Let’s be honest. Most people outside of the U.S. have never heard of Wyoming. Yet, the home of the famed Yellowstone National Park, steep canyons, and gushing geysers is firmly on the cryptocurrency community’s radar.
It started about a year ago, with blockchain friendly bills. But things really kicked off in earnest ever since governer Mark Gordon praised the local blockchain industry during his inauguration speech.
Wyoming resoundingly voted to pass a blockchain bank bill despite mounting criticism. Then Cardano moved to the Forever West state. And just a couple of weeks back, Wyoming became the first state to give bitcoin owners full property rights.
As if that wasn’t enough progress for you in an otherwise draconian country when it comes to cryptocurrency, yesterday the Wyoming Blockchain Coalition announced that they just signed four new blockchain bills in Wyoming.
— Wyoming Blockchain Coalition (@WyoBlockchain) February 27, 2019
Four New Blockchain Bills in Wyoming
Wall Street veteran and Wyoming blockchain trailblazer Caitlin Long detailed the bills in a post earlier this month. They pertain to Special Purpose Depository Institutions, Commercial Filing System, Corporate Stock Tokens, and Digital Assets – Existing Law.

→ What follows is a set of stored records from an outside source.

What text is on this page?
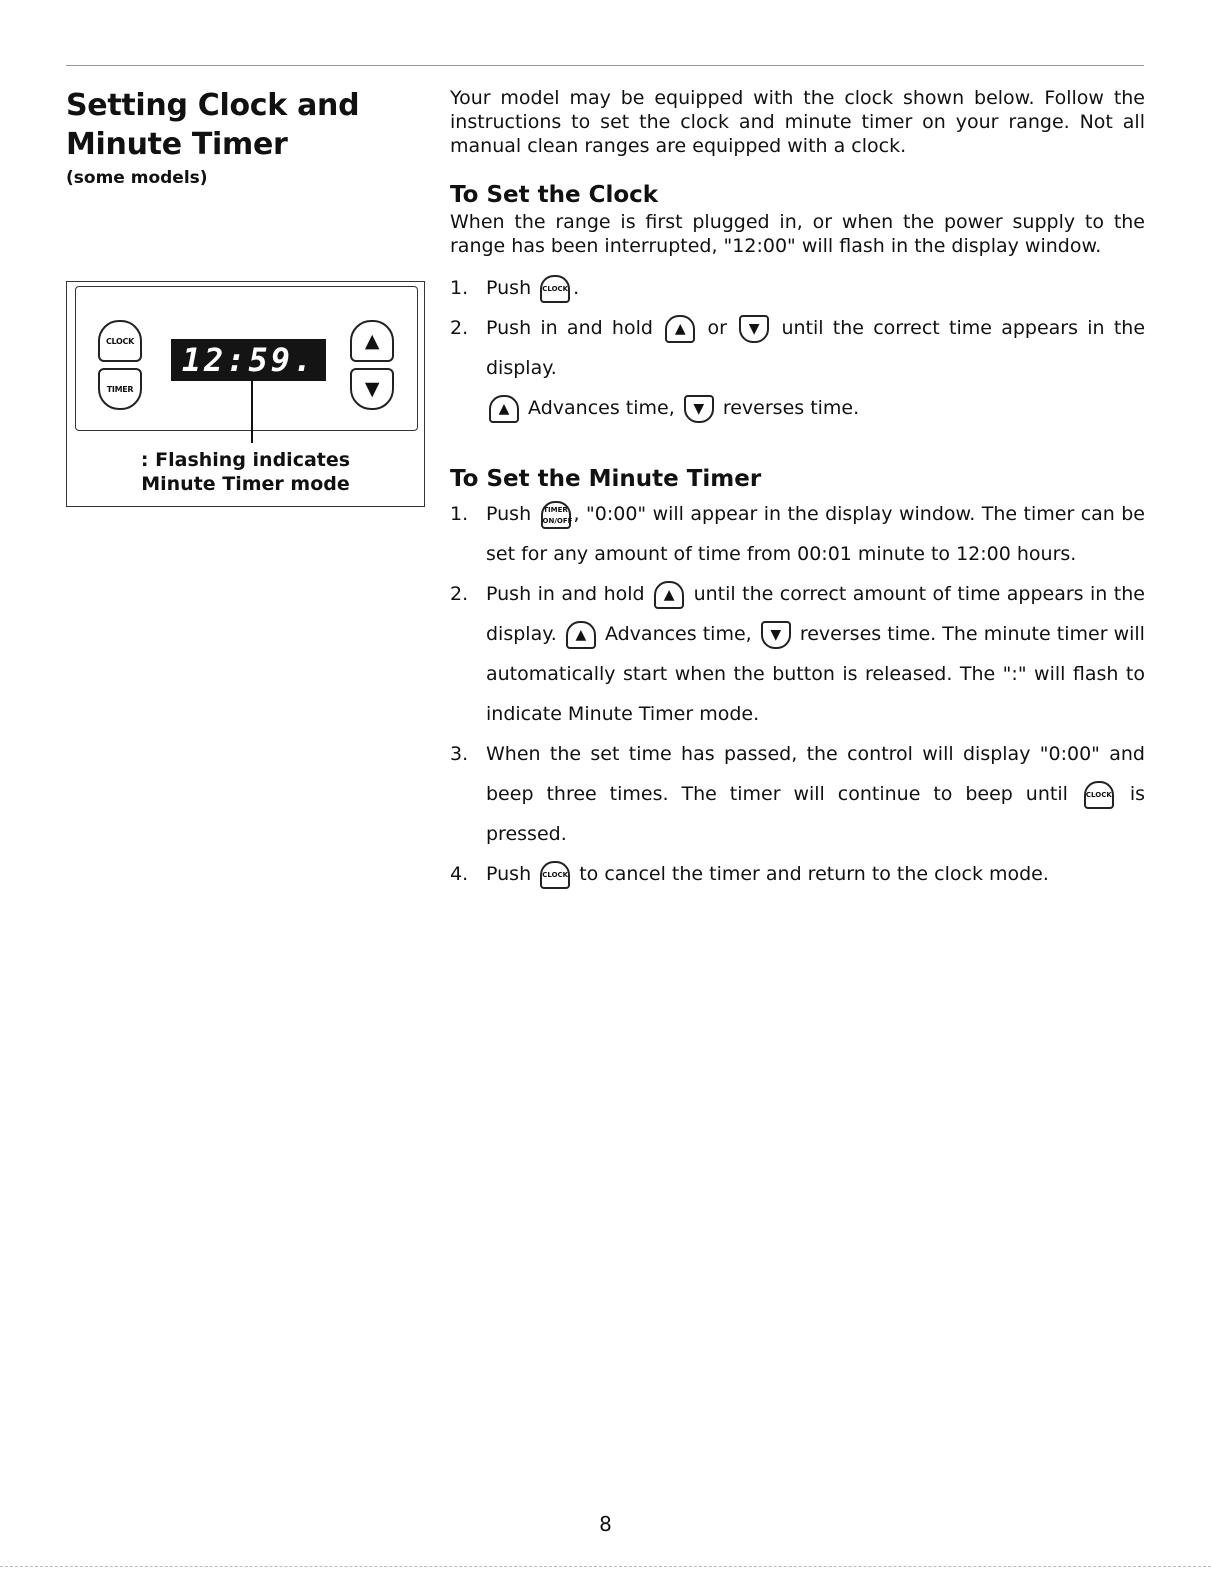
Setting Clock and
Minute Timer
(some models)
CLOCK
TIMER
12:59.	▲
▼
: Flashing indicates
Minute Timer mode

Your model may be equipped with the clock shown below. Follow the instructions to set the clock and minute timer on your range. Not all manual clean ranges are equipped with a clock.

To Set the Clock

When the range is first plugged in, or when the power supply to the range has been interrupted, "12:00" will flash in the display window.

1. Push CLOCK .
2. Push in and hold ▲ or ▼ until the correct time appears in the display.
▲ Advances time, ▼ reverses time.
To Set the Minute Timer
1. Push TIMER
ON/OFF, "0:00" will appear in the display window. The timer can be set for any amount of time from 00:01 minute to 12:00 hours.
2. Push in and hold ▲ until the correct amount of time appears in the display. ▲ Advances time, ▼ reverses time. The minute timer will automatically start when the button is released. The ":" will flash to indicate Minute Timer mode.
3. When the set time has passed, the control will display "0:00" and beep three times. The timer will continue to beep until	CLOCK is pressed.
4. Push CLOCK to cancel the timer and return to the clock mode.
8
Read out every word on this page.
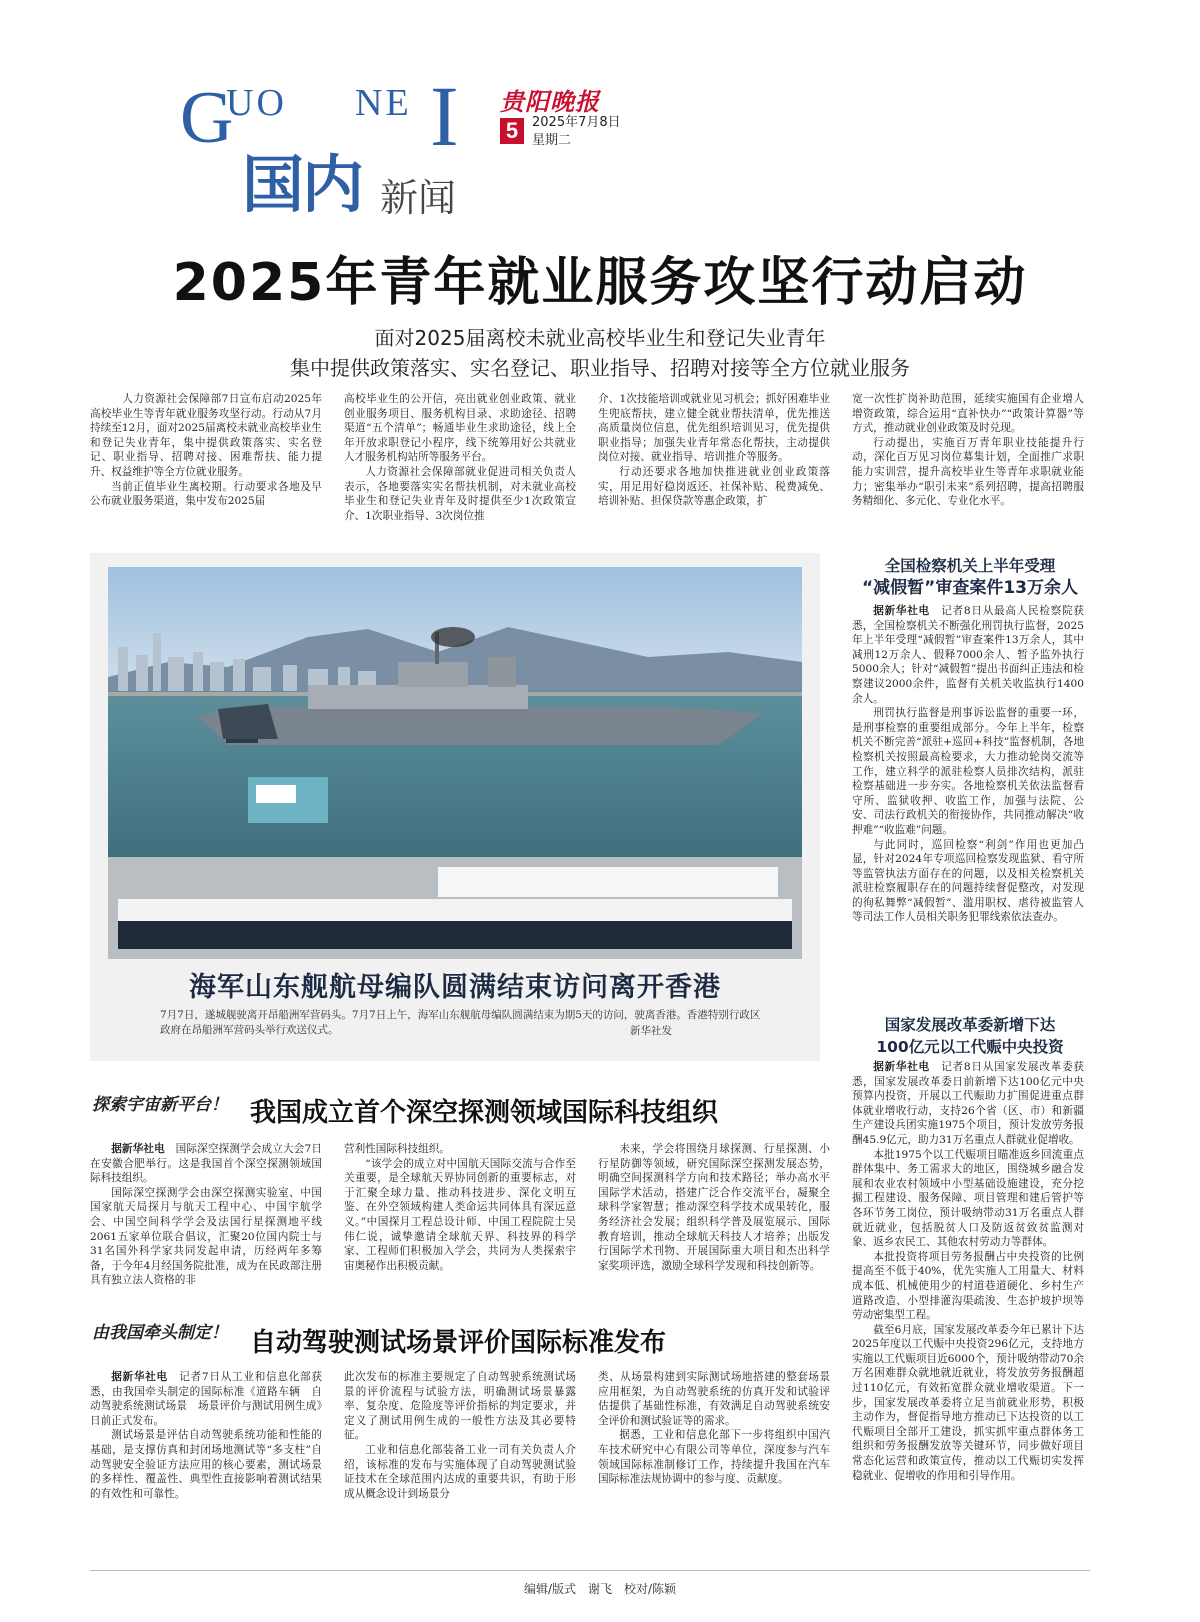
G
UO NE I
国内 新闻
贵阳晚报
5	2025年7月8日
星期二
2025年青年就业服务攻坚行动启动
面对2025届离校未就业高校毕业生和登记失业青年
集中提供政策落实、实名登记、职业指导、招聘对接等全方位就业服务

　人力资源社会保障部7日宣布启动2025年高校毕业生等青年就业服务攻坚行动。行动从7月持续至12月，面对2025届离校未就业高校毕业生和登记失业青年，集中提供政策落实、实名登记、职业指导、招聘对接、困难帮扶、能力提升、权益维护等全方位就业服务。

当前正值毕业生离校期。行动要求各地及早公布就业服务渠道，集中发布2025届

高校毕业生的公开信，亮出就业创业政策、就业创业服务项目、服务机构目录、求助途径、招聘渠道“五个清单”；畅通毕业生求助途径，线上全年开放求职登记小程序，线下统筹用好公共就业人才服务机构站所等服务平台。

人力资源社会保障部就业促进司相关负责人表示，各地要落实实名帮扶机制，对未就业高校毕业生和登记失业青年及时提供至少1次政策宣介、1次职业指导、3次岗位推

介、1次技能培训或就业见习机会；抓好困难毕业生兜底帮扶，建立健全就业帮扶清单，优先推送高质量岗位信息，优先组织培训见习，优先提供职业指导；加强失业青年常态化帮扶，主动提供岗位对接、就业指导、培训推介等服务。

行动还要求各地加快推进就业创业政策落实，用足用好稳岗返还、社保补贴、税费减免、培训补贴、担保贷款等惠企政策，扩

宽一次性扩岗补助范围，延续实施国有企业增人增资政策，综合运用“直补快办”“政策计算器”等方式，推动就业创业政策及时兑现。

行动提出，实施百万青年职业技能提升行动，深化百万见习岗位募集计划，全面推广求职能力实训营，提升高校毕业生等青年求职就业能力；密集举办“职引未来”系列招聘，提高招聘服务精细化、多元化、专业化水平。

海军山东舰航母编队圆满结束访问离开香港
7月7日，遂城舰驶离开昂船洲军营码头。7月7日上午，海军山东舰航母编队圆满结束为期5天的访问，驶离香港。香港特别行政区政府在昂船洲军营码头举行欢送仪式。	新华社发
全国检察机关上半年受理
“减假暂”审查案件13万余人

据新华社电　 记者8日从最高人民检察院获悉，全国检察机关不断强化刑罚执行监督，2025年上半年受理“减假暂”审查案件13万余人，其中减刑12万余人、假释7000余人、暂予监外执行5000余人；针对“减假暂”提出书面纠正违法和检察建议2000余件，监督有关机关收监执行1400余人。

刑罚执行监督是刑事诉讼监督的重要一环，是刑事检察的重要组成部分。今年上半年，检察机关不断完善“派驻+巡回+科技”监督机制，各地检察机关按照最高检要求，大力推动轮岗交流等工作，建立科学的派驻检察人员排次结构，派驻检察基础进一步夯实。各地检察机关依法监督看守所、监狱收押、收监工作，加强与法院、公安、司法行政机关的衔接协作，共同推动解决“收押难”“收监难”问题。

与此同时，巡回检察“利剑”作用也更加凸显，针对2024年专项巡回检察发现监狱、看守所等监管执法方面存在的问题，以及相关检察机关派驻检察履职存在的问题持续督促整改，对发现的徇私舞弊“减假暂”、滥用职权、虐待被监管人等司法工作人员相关职务犯罪线索依法查办。

国家发展改革委新增下达
100亿元以工代赈中央投资

据新华社电　 记者8日从国家发展改革委获悉，国家发展改革委日前新增下达100亿元中央预算内投资，开展以工代赈助力扩围促进重点群体就业增收行动，支持26个省（区、市）和新疆生产建设兵团实施1975个项目，预计发放劳务报酬45.9亿元，助力31万名重点人群就业促增收。

本批1975个以工代赈项目瞄准返乡回流重点群体集中、务工需求大的地区，围绕城乡融合发展和农业农村领域中小型基础设施建设，充分挖掘工程建设、服务保障、项目管理和建后管护等各环节务工岗位，预计吸纳带动31万名重点人群就近就业，包括脱贫人口及防返贫致贫监测对象、返乡农民工、其他农村劳动力等群体。

本批投资将项目劳务报酬占中央投资的比例提高至不低于40%，优先实施人工用量大、材料成本低、机械使用少的村道巷道硬化、乡村生产道路改造、小型排灌沟渠疏浚、生态护坡护坝等劳动密集型工程。

截至6月底，国家发展改革委今年已累计下达2025年度以工代赈中央投资296亿元，支持地方实施以工代赈项目近6000个，预计吸纳带动70余万名困难群众就地就近就业，将发放劳务报酬超过110亿元，有效拓宽群众就业增收渠道。下一步，国家发展改革委将立足当前就业形势，积极主动作为，督促指导地方推动已下达投资的以工代赈项目全部开工建设，抓实抓牢重点群体务工组织和劳务报酬发放等关键环节，同步做好项目常态化运营和政策宣传，推动以工代赈切实发挥稳就业、促增收的作用和引导作用。

探索宇宙新平台！ 我国成立首个深空探测领域国际科技组织

据新华社电　 国际深空探测学会成立大会7日在安徽合肥举行。这是我国首个深空探测领域国际科技组织。

国际深空探测学会由深空探测实验室、中国国家航天局探月与航天工程中心、中国宇航学会、中国空间科学学会及法国行星探测地平线2061五家单位联合倡议，汇聚20位国内院士与31名国外科学家共同发起申请，历经两年多筹备，于今年4月经国务院批准，成为在民政部注册具有独立法人资格的非

营利性国际科技组织。

“该学会的成立对中国航天国际交流与合作至关重要，是全球航天界协同创新的重要标志，对于汇聚全球力量、推动科技进步、深化文明互鉴、在外空领域构建人类命运共同体具有深远意义。”中国探月工程总设计师、中国工程院院士吴伟仁说，诚挚邀请全球航天界、科技界的科学家、工程师们积极加入学会，共同为人类探索宇宙奥秘作出积极贡献。

未来，学会将围绕月球探测、行星探测、小行星防御等领域，研究国际深空探测发展态势，明确空间探测科学方向和技术路径；举办高水平国际学术活动，搭建广泛合作交流平台，凝聚全球科学家智慧；推动深空科学技术成果转化，服务经济社会发展；组织科学普及展览展示、国际教育培训，推动全球航天科技人才培养；出版发行国际学术刊物、开展国际重大项目和杰出科学家奖项评选，激励全球科学发现和科技创新等。

由我国牵头制定！ 自动驾驶测试场景评价国际标准发布

据新华社电　 记者7日从工业和信息化部获悉，由我国牵头制定的国际标准《道路车辆　自动驾驶系统测试场景　场景评价与测试用例生成》日前正式发布。

测试场景是评估自动驾驶系统功能和性能的基础，是支撑仿真和封闭场地测试等“多支柱”自动驾驶安全验证方法应用的核心要素，测试场景的多样性、覆盖性、典型性直接影响着测试结果的有效性和可靠性。

此次发布的标准主要规定了自动驾驶系统测试场景的评价流程与试验方法，明确测试场景暴露率、复杂度、危险度等评价指标的判定要求，并定义了测试用例生成的一般性方法及其必要特征。

工业和信息化部装备工业一司有关负责人介绍，该标准的发布与实施体现了自动驾驶测试验证技术在全球范围内达成的重要共识，有助于形成从概念设计到场景分

类、从场景构建到实际测试场地搭建的整套场景应用框架，为自动驾驶系统的仿真开发和试验评估提供了基础性标准，有效满足自动驾驶系统安全评价和测试验证等的需求。

据悉，工业和信息化部下一步将组织中国汽车技术研究中心有限公司等单位，深度参与汽车领域国际标准制修订工作，持续提升我国在汽车国际标准法规协调中的参与度、贡献度。

编辑/版式　谢飞　校对/陈颖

- Special Purpose Depository Institutions: This is to create institutions to service blockchain companies that cannot access traditional banking services. However, these institutions are prohibited from providing loans and must maintain 100 percent of its deposits in its reserves. They must also comply with applicable federal laws.
- Commercial Filing System: This blockchain bill authorizes the Secretary of State to create a blockchain-based commercial filing system for business entity registration submissions and reports, certain financial statements, and other similar types of filings.
- Corporate Stock Certificate Tokens: This bill allows businesses in Wyoming to issue ‘certificate tokens’ on a blockchain rather than stock certificates. This way, they can choose whether to list certificated or uncertificated blockchain shares.
- Digital Assets – Existing Law: This classifies digital assets by type (virtual currencies or digital securities) and specifies how each one should be treated in the context of existing commercial laws. Wyoming banks can also opt to become custodians of digital assets under the terms of this bill.
These incredibly bold moves from the state lead to its supporters coming out with responses like:
Long Wyoming, short New York
Not Every State Is So Progressive
In stark contrast, New York is one of the three worst states in the U.S. for blockchain companies. Its controversial BitLicence forces exchanges to disclose all information on their global client base. This been labeled by many as ‘regulatory overreach’. And it may even be in violation of international privacy laws.
New York also recently announced the creation of a cryptocurrency task force, which may also see regulators clamping down further.
Rhode Island and Arizona have also joined the list of states that blockchain companies should avoid. Both states decided to tax cryptocurrency providers and services that accept them, with many critics accusing them of applying an ‘innovation tax’.
For now, blockchain companies in the U.S. reluctant to leap over the pond would do well to head out west to Wyoming.